Una città estremamente affascinante sia per la sua storia antica sia per la sua anima contemporanea, Il Cairo è una meta che dovresti visitare almeno una volta nella vita. Città mitica, città che non dorme mai, città in continua evoluzione, “la madre del mondo” non ti deluderà.
Se stai pianificando un viaggio in Egitto e ti chiedi cosa vedere al Cairo in 3 giorni, in questo articolo troverai un itinerario che ti regalerà esperienze uniche tra le sue attrazioni più importanti, dalle meraviglie del mondo antico, come le Piramidi, a quelle moderne, come il fantasmagorico GEM.
Dopo aver vissuto al Cairo per alcuni mesi e aver visitato più volte questa città, ti propongo un percorso per lasciarti meravigliare: dal Cairo dei faraoni al Cairo dei Fatimidi, fino al Cairo degli europei e degli egiziani di oggi. Se, come me, non ti piace solo scoprire le attrazioni iconiche e storiche di una città ma anche assaporarne la vita quotidiana, segui i miei consigli.
Giorno 1: Necropoli di Giza, Grand Egyptian Museum, Khufu's
Piramidi di Giza e Sfinge:
Il tuo itinerario al Cairo non può che iniziare da una delle sette meraviglie del mondo antico, l’unica sopravvissuta fino a oggi: la Grande Piramide di Giza.
Esplora la più antica e famosa delle Piramidi, che per oltre 3.800 anni è stata la struttura artificiale più alta del mondo. La tomba del faraone Khufu (Cheope), costruita all’inizio del XXVI secolo a.C. e alta originariamente 146,6 metri, ti lascerà davvero a bocca aperta.
La Grande Piramide non è l’unica meraviglia che puoi ammirare nella Necropoli di Giza, riconosciuta come Patrimonio dell’Umanità dall’UNESCO. Qui potrai vedere anche le piramidi di Chefren e Micerino, che testimoniano la grandiosità della civiltà egizia e che, insieme alla mitica Sfinge, custodiscono segreti millenari.
👉 Prenota il tuo biglietto d’ingresso alle Piramidi di Giza ed evita la fila.
Grande Museo Egizio:
Nella piana di Giza si trova un altro must see di questa città-museo, una delle mete più ambite al mondo: il GEM, il Grand Egyptian Museum. Diventato realtà nel 2023 grazie allo studio di architettura irlandese Heneghan Peng Architects, oggi ospita oltre 100.000 reperti inestimabili, tra cui la collezione completa dei tesori del faraone Tutankhamon.
Finalmente il Cairo ha un nuovo spazio espositivo che offre al patrimonio culturale dell’Egitto la vetrina che merita. Il nuovo “gioiello” della città, costruito con un investimento di 1,2 miliardi di dollari, su una superficie di 465.000 metri quadrati e dopo oltre 20 anni di attesa, ha ricevuto il premio Prix Versailles dell’UNESCO come uno dei musei più belli del mondo.
👉 Visita questo museo dal design architettonico ultramoderno e lasciati affascinare dai misteri dell’antico Egitto attraverso migliaia di reperti unici e mostre interattive.
Khufu’s:
A Giza, all’interno del complesso delle Piramidi, si trova anche il Miglior Ristorante d’Egitto e del Medio Oriente & Nord Africa per il 2026, secondo la classifica dei 50 Best Restaurants.
Si chiama Khufu’s e offre, oltre a una vista davvero mozzafiato, una cucina di alto livello ispirata a radici antichissime, preparata dal premiato chef cairota Mostafa Seif.
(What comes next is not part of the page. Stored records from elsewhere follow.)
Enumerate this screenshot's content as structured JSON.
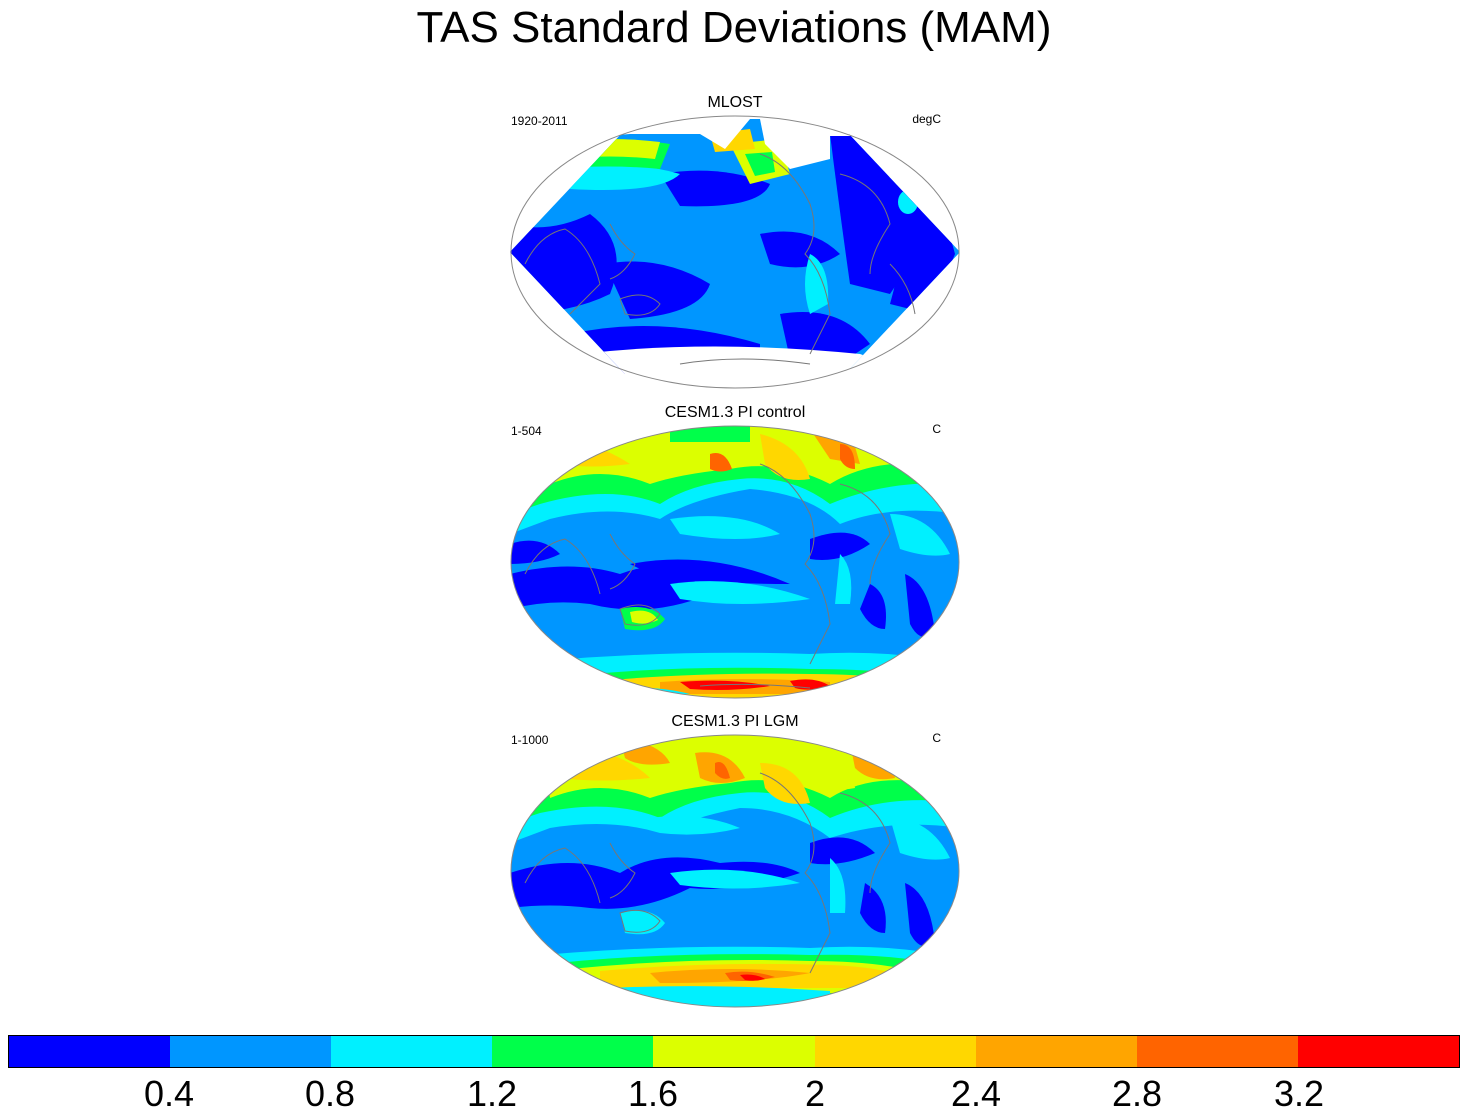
{
  "title": "TAS Standard Deviations (MAM)",
  "panels": [
    {
      "title": "MLOST",
      "left_label": "1920-2011",
      "right_label": "degC"
    },
    {
      "title": "CESM1.3 PI control",
      "left_label": "1-504",
      "right_label": "C"
    },
    {
      "title": "CESM1.3 PI LGM",
      "left_label": "1-1000",
      "right_label": "C"
    }
  ],
  "colorbar": {
    "colors": [
      "#0000ff",
      "#0096ff",
      "#00f0ff",
      "#00ff4a",
      "#dcff00",
      "#ffd700",
      "#ffa500",
      "#ff6400",
      "#ff0000"
    ],
    "labels": [
      "0.4",
      "0.8",
      "1.2",
      "1.6",
      "2",
      "2.4",
      "2.8",
      "3.2"
    ]
  }
}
Qui incontrerai l’élite egiziana che nel fine settimana si concede il brunch, spesso nella sua versione classica della tradizione rurale egiziana. Da assaggiare l’anatra faraonica, con carne in crosta di dukkah e purea di arancia e albicocca, il riso muammar con manzo affumicato e l’insalata di koshari.
👉 Prenota un tavolo da Khufu’s per concludere nel migliore dei modi la tua giornata a Giza.
Alloggiare a Giza:
Pensi di alloggiare a Giza? Un tempo un villaggio vicino al deserto, Giza è ormai assorbita come parte della capitale. Sebbene un un po’ lontana dal centro del Cairo, se visiti la città sopratutto per visitare il Nuovo Museo Egizio e ammirare le iconiche Piramidi di Giza, il quartiere di Giza è un ottimo posto dove allogiare al Cairo.
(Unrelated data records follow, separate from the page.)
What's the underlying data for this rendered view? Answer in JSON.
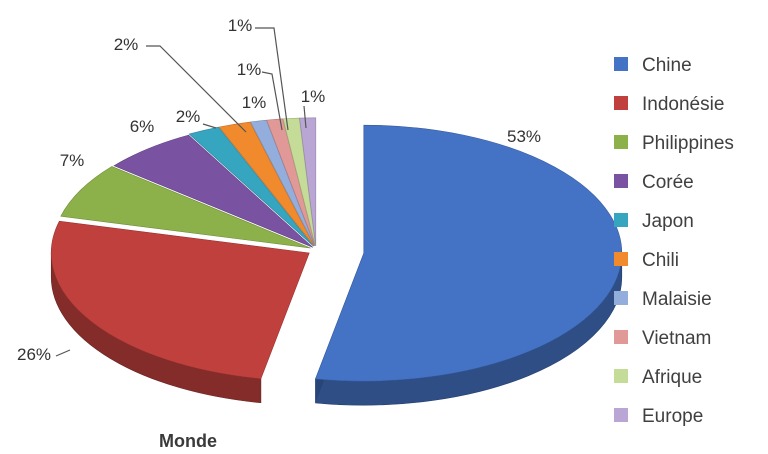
{
  "chart_data": {
    "type": "pie",
    "title": "Monde",
    "legend_position": "right",
    "slices": [
      {
        "label": "Chine",
        "value": 53,
        "value_label": "53%",
        "color": "#4472C4"
      },
      {
        "label": "Indonésie",
        "value": 26,
        "value_label": "26%",
        "color": "#C0403D"
      },
      {
        "label": "Philippines",
        "value": 7,
        "value_label": "7%",
        "color": "#8CB04A"
      },
      {
        "label": "Corée",
        "value": 6,
        "value_label": "6%",
        "color": "#7A52A2"
      },
      {
        "label": "Japon",
        "value": 2,
        "value_label": "2%",
        "color": "#35A5C0"
      },
      {
        "label": "Chili",
        "value": 2,
        "value_label": "2%",
        "color": "#F08A2C"
      },
      {
        "label": "Malaisie",
        "value": 1,
        "value_label": "1%",
        "color": "#93AEDD"
      },
      {
        "label": "Vietnam",
        "value": 1,
        "value_label": "1%",
        "color": "#E09996"
      },
      {
        "label": "Afrique",
        "value": 1,
        "value_label": "1%",
        "color": "#C4DC97"
      },
      {
        "label": "Europe",
        "value": 1,
        "value_label": "1%",
        "color": "#B9A6D4"
      }
    ]
  }
}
Giorno 2: Cittadella di Saladino, Parco Al-Azhar, Moschea Al-Azhar e Khan Al-Khalili
Cittadella di Saladino:
Detto anche Cairo fatimide, il Cairo islamico è una zona del centro storico della città che ho sempre trovato affascinante. Il luogo migliore per ammirarne tutta la bellezza è la Cittadella di Saladino, situata su una collina nella parte orientale del Cairo. Questa fortezza, costruita nel XII secolo per proteggere la città dai crociati, fu utilizzata per circa 700 anni come residenza reale.
Oggi la Cittadella ospita il Museo Militare Egiziano e la Moschea di Muhammad Ali, detta anche Moschea di Alabastro, fatta costruire dal sovrano d’Egitto, Salah Al Din, in memoria del suo figlio adottivo.
Parco Al-Azhar:
Sotto la Cittadella si estende uno dei pochi polmoni verdi della città: il Parco Al-Azhar. Situato nel cuore del Cairo storico, è un’oasi verde di 72 acri annoverata tra i 60 spazi pubblici più importanti al mondo.
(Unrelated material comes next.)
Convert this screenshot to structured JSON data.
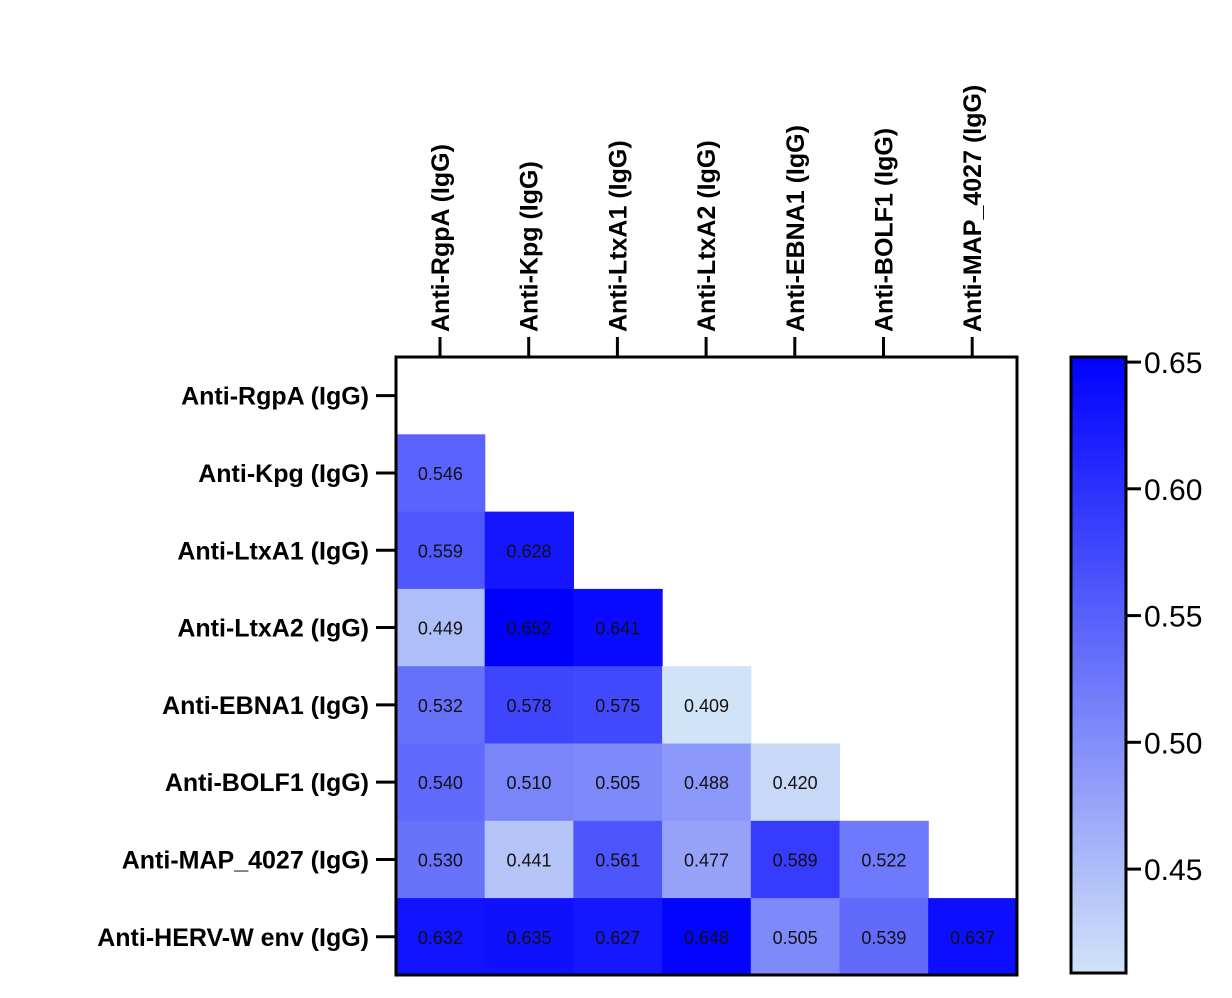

Inaugurato nel 2005 per celebrare la fondazione fatimide del Cairo nel 969, offre giardini, frutteti, prati, aree picnic e ristoranti, il tutto in un contesto architettonico ispirato ai classici giardini islamici.
Moschea di Al-Azhar:
Nel quartiere di Al-Azhar, sulla sponda orientale del fiume Nilo, dove vale la pena fare una passeggiata, potrai vedere anche la famosa Moschea di Al-Azhar.
Costruita nel X secolo nel cuore del Cairo islamico, questa antica moschea contribuì a far guadagnare al Cairo il soprannome di “Città dai mille minareti”. Si tratta di una delle moschee più antiche dell’Egitto e ospita anche una delle università più antiche del mondo ancora in attività.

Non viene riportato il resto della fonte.